Brazil To Become Important Player In The Renewable Hydrogen Market
Brazil’s green hydrogen production strategy is in development as the country prepares to become an essential player in the global renewable hydrogen market. Hydrogen Industry Leaders look at the project and how it will provide the country with a better understanding of the fuel.

Among the leading participants in the country’s renewable hydrogen efforts will be EDP Brasil, one of the top companies in Brazil’s energy sector and will play a critical part in the country’s green hydrogen production strategy.

It will begin activities at a renewable hydrogen production unit in São Gonçalo do Amarante, Ceará.

Producing hydrogen using water electrolysis, the EDP plant will power the electrolyser using photovoltaic solar energy and is expected to have a production capacity of 22.5 kilograms per hour. Its development involves an investment of $8.33 million.

Hydrogen produced at the site will be used at the Ceará pilot plant as a partial alternative to the coal currently supplying the Pecém Thermal Power Plant.

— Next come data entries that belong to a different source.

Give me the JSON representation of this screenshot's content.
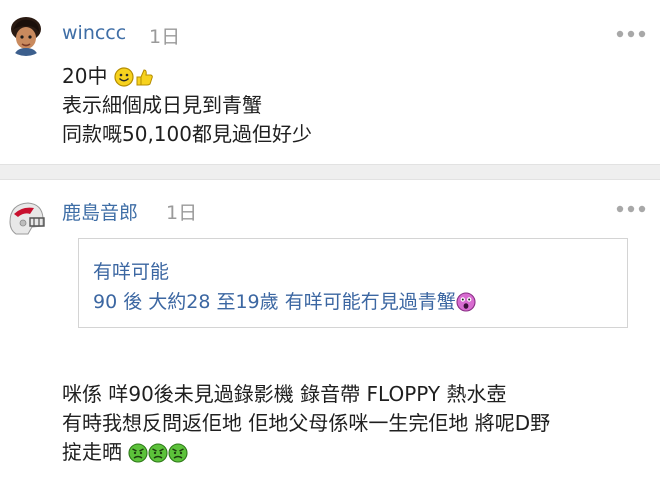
{
  "posts": [
    {
      "username": "winccc",
      "timestamp": "1日",
      "lines": [
        "20中",
        "表示細個成日見到青蟹",
        "同款嘅50,100都見過但好少"
      ],
      "icons": [
        "smiley-icon",
        "thumbs-up-icon"
      ]
    },
    {
      "username": "鹿島音郎",
      "timestamp": "1日",
      "quote": {
        "lines": [
          "有咩可能",
          "90 後 大約28 至19歲 有咩可能冇見過青蟹"
        ],
        "icons": [
          "shocked-face-icon"
        ]
      },
      "lines": [
        "咪係 咩90後未見過錄影機 錄音帶 FLOPPY 熱水壺",
        "有時我想反問返佢地 佢地父母係咪一生完佢地 將呢D野",
        "掟走晒"
      ],
      "icons": [
        "angry-face-icon",
        "angry-face-icon",
        "angry-face-icon"
      ]
    }
  ],
  "colors": {
    "username": "#3f6ea6",
    "quote_text": "#3c67a2",
    "timestamp": "#9a9a9a",
    "body_text": "#1f1f1f",
    "separator": "#efefef"
  }
}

EDP COO, Cayo Moraes, said: “It is a research and development project. [P&D] Which will allow us to understand the energy gain that hydrogen provides, with an energy yield four times greater than that of coal,”

The plant will also allow the company to examine the organisational, technical, and economic feasibility of fuel production more closely. What the company expects is that the project will provide necessary subsidies for determining whether it should scale up the plant to an industrial level in the state.

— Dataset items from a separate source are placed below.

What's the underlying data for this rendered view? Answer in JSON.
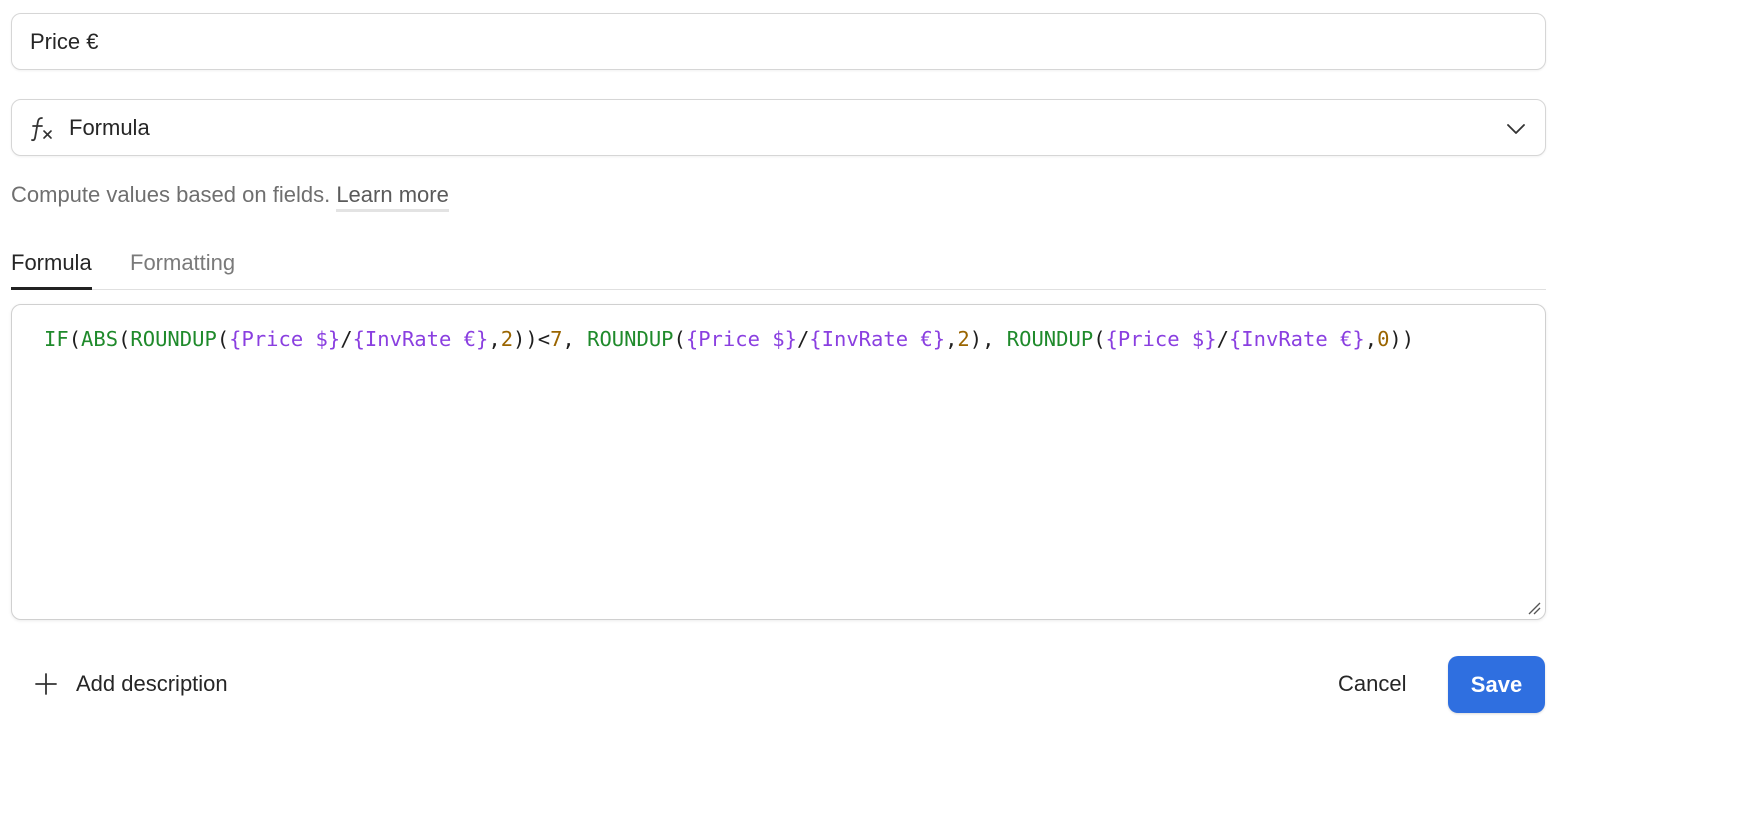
{
  "field_name": {
    "value": "Price €"
  },
  "field_type": {
    "icon": "formula-icon",
    "selected": "Formula",
    "dropdown_icon": "chevron-down-icon"
  },
  "helper": {
    "text": "Compute values based on fields. ",
    "link": "Learn more"
  },
  "tabs": [
    {
      "label": "Formula",
      "active": true
    },
    {
      "label": "Formatting",
      "active": false
    }
  ],
  "formula": {
    "tokens": [
      {
        "t": "fn",
        "v": "IF"
      },
      {
        "t": "p",
        "v": "("
      },
      {
        "t": "fn",
        "v": "ABS"
      },
      {
        "t": "p",
        "v": "("
      },
      {
        "t": "fn",
        "v": "ROUNDUP"
      },
      {
        "t": "p",
        "v": "("
      },
      {
        "t": "ref",
        "v": "{Price $}"
      },
      {
        "t": "p",
        "v": "/"
      },
      {
        "t": "ref",
        "v": "{InvRate €}"
      },
      {
        "t": "p",
        "v": ","
      },
      {
        "t": "num",
        "v": "2"
      },
      {
        "t": "p",
        "v": "))<"
      },
      {
        "t": "num",
        "v": "7"
      },
      {
        "t": "p",
        "v": ", "
      },
      {
        "t": "fn",
        "v": "ROUNDUP"
      },
      {
        "t": "p",
        "v": "("
      },
      {
        "t": "ref",
        "v": "{Price $}"
      },
      {
        "t": "p",
        "v": "/"
      },
      {
        "t": "ref",
        "v": "{InvRate €}"
      },
      {
        "t": "p",
        "v": ","
      },
      {
        "t": "num",
        "v": "2"
      },
      {
        "t": "p",
        "v": "), "
      },
      {
        "t": "fn",
        "v": "ROUNDUP"
      },
      {
        "t": "p",
        "v": "("
      },
      {
        "t": "ref",
        "v": "{Price $}"
      },
      {
        "t": "p",
        "v": "/"
      },
      {
        "t": "ref",
        "v": "{InvRate €}"
      },
      {
        "t": "p",
        "v": ","
      },
      {
        "t": "num",
        "v": "0"
      },
      {
        "t": "p",
        "v": "))"
      }
    ]
  },
  "footer": {
    "add_description_icon": "plus-icon",
    "add_description_label": "Add description",
    "cancel_label": "Cancel",
    "save_label": "Save"
  },
  "colors": {
    "accent": "#2f6fe0",
    "function": "#1f8a2b",
    "field_reference": "#8a3fe0",
    "number": "#9a6500"
  }
}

If this is the case, the company will be able to export hydrogen to European energy companies, generate greenhouse emission-free fuel for vehicles, or supply it to industrial companies.

Energy experts expect that this green hydrogen project will become the first of many initiatives intended for renewable hydrogen production in the country. The government of Ceará has already added 14 memoranda of understanding (MoU) with various private groups seeking to participate in the state’s hydrogen production.